Building the Tools to Show Us the Way: How Mapillary is Ramping up Traffic Sign Recognition Globally

We’re releasing an update to Mapillary’s traffic sign recognition, featuring wider support of traffic sign classes globally, improved recognition accuracy, and traffic sign taxonomy.

Our new traffic sign recognition algorithm supports 1,500 traffic sign classes—an increase of 600 classes—across over 100 countries, and has a detection rate of 98%.

Traffic signs are one of the most common and essential map objects on the road. They show us the way and advise us in everything from speed limits to when to stop and where. And if we want to understand the world, we need to understand traffic signs at scale. That’s why Mapillary uses computer vision to detect and recognize traffic signs in street-level imagery.

Developing scalable—and, of course, accurate—traffic sign recognition on a global level is challenging even for the most advanced computer vision technology. First, traffic signs that are in the same class and therefore have the same meaning, such as stop signs, don’t all look the same. This becomes even more problematic when considering that there are shifts in what traffic signs look like depending on the weather, or if the sign is partially hidden by, say, a tree or a car.

Secondly, traffic signs can be visually similar to other objects in the scene, e.g. tail lights on vehicles or even random patterns formed by tree branches. Lastly, a traffic sign taxonomy is needed to organize the different traffic signs into semantic classes and countries.

With the advancement of our algorithms and the help from our community (who’s playing the Verifier Game), we have made great progress.

Traffic sign recognition on Mapillary images Traffic sign recognition in city and highway scenes

Towards a global traffic sign taxonomy: introducing 1,500 traffic sign classes

We see that each type of traffic sign has its importance when it comes to navigation and mapping. As part of our ongoing efforts, we have expanded our support to 1,500 traffic sign classes globally (from 900 classes previously).

Here are some of the classes we will support in the new release. A few notable examples are the complementary signs, end of speed limit signs, as well as signs related to road constructions, which have crucial indications for navigation and map updates.

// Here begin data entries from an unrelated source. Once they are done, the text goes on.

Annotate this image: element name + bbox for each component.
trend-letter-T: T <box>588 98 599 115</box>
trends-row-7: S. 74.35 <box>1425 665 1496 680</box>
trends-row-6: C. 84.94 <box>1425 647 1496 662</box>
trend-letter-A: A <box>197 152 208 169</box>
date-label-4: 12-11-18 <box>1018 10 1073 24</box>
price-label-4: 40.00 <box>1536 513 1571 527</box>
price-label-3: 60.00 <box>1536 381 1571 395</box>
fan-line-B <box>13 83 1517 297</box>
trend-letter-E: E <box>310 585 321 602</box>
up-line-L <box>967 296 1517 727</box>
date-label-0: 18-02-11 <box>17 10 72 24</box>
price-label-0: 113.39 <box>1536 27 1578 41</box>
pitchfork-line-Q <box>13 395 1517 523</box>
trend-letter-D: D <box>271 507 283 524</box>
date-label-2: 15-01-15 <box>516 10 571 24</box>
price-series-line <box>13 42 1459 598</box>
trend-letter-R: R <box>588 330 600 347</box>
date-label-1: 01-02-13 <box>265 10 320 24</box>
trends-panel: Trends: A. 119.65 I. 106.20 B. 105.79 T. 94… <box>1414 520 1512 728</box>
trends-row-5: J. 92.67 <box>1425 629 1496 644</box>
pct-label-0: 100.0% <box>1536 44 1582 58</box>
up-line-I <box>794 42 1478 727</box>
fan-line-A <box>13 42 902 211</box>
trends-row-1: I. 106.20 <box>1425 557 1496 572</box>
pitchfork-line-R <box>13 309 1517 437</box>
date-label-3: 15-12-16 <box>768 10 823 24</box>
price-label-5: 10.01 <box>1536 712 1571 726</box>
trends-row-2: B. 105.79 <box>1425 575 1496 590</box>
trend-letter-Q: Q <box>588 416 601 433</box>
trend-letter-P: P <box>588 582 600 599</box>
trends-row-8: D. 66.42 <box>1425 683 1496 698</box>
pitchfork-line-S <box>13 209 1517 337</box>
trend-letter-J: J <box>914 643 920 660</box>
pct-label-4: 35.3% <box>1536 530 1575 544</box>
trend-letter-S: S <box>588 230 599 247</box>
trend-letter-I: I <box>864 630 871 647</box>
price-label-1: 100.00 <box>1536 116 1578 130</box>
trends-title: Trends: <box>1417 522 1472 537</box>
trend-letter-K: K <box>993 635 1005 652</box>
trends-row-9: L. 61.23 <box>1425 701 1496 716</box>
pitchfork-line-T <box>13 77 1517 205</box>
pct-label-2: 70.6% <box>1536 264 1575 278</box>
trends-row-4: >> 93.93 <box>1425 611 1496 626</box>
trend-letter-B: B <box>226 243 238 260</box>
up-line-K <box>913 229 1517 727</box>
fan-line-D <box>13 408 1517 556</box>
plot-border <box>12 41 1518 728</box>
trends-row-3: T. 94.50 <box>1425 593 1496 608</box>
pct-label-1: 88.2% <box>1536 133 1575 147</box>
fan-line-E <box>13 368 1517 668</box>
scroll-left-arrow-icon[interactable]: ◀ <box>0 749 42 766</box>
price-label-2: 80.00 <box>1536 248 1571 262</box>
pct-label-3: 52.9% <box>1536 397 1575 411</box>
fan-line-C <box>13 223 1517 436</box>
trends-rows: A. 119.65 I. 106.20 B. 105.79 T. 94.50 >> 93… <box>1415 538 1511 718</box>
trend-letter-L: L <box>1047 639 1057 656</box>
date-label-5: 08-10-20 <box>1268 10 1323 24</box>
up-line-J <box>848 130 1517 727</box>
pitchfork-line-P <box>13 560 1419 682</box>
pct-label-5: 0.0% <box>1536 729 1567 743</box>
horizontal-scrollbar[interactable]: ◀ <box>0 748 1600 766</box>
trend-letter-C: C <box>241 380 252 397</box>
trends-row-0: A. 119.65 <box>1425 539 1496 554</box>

Examples of new signs Examples of new signs

Given the further expansion of signs, we see the importance of a traffic sign taxonomy to unify traffic sign similarities and variations globally. As part of this effort, we have also mapped MUTCD codes in the US to the Mapillary traffic sign taxonomy, which will be available in our API soon. The next step is to create such a mapping between Mapillary traffic sign taxonomy for all other countries.

The Mapillary recognition system: detection and classification

Our traffic sign recognition system consists of two basic components: detection and classification. Detection is the step of finding where traffic signs are in images. Classification is the step of classifying each detected traffic sign into the corresponding traffic sign class.

To tackle the problem of traffic sign detection under varying capture conditions, we have integrated our traffic sign recognition with semantic segmentation globally as part of the detection step.

Given that the semantic segmentation network is trained with Mapillary Vistas Dataset in diverse lighting conditions and different countries, we achieve a detection rate of 98% for traffic signs, with false positives on vehicles, buildings and vegetations properly skipped. The detection is completed with a refinement process on the traffic sign segmentation to identify individual traffic sign instances as image patches.

Semantic segmentation and classification of traffic signs Semantic segmentation and classification of traffic signs

The classification module is a light-weighted neural network trained for classification of image patches. Its key role is to tell the difference between different sign classes and assign a traffic sign class to each image patch.

The training of this classification network benefits immensely from the data verified by the Mapillary community members who have contributed 1,000,000 verified traffic signs. The verified data from the community identifies hard cases of false detections, confusing classification, and occluded signs, which are essential perspectives for the neural network to learn from human-verified data.

Statistics on manual data Left: statistics on verification of the top 20 traffic signs by the Mapillary community. Right: significant improvements in recognition accuracy when using more verified signs

We are in the process of deploying this release on all newly added Mapillary images. At the same time, we will reprocess all images uploaded before this update as fast as we can. There will be some waiting time for everything to be updated but the result will be notably better map data when it comes to traffic signs.

We would really like thank all our community members for their contributions to the verification game, making traffic sign recognition better every day!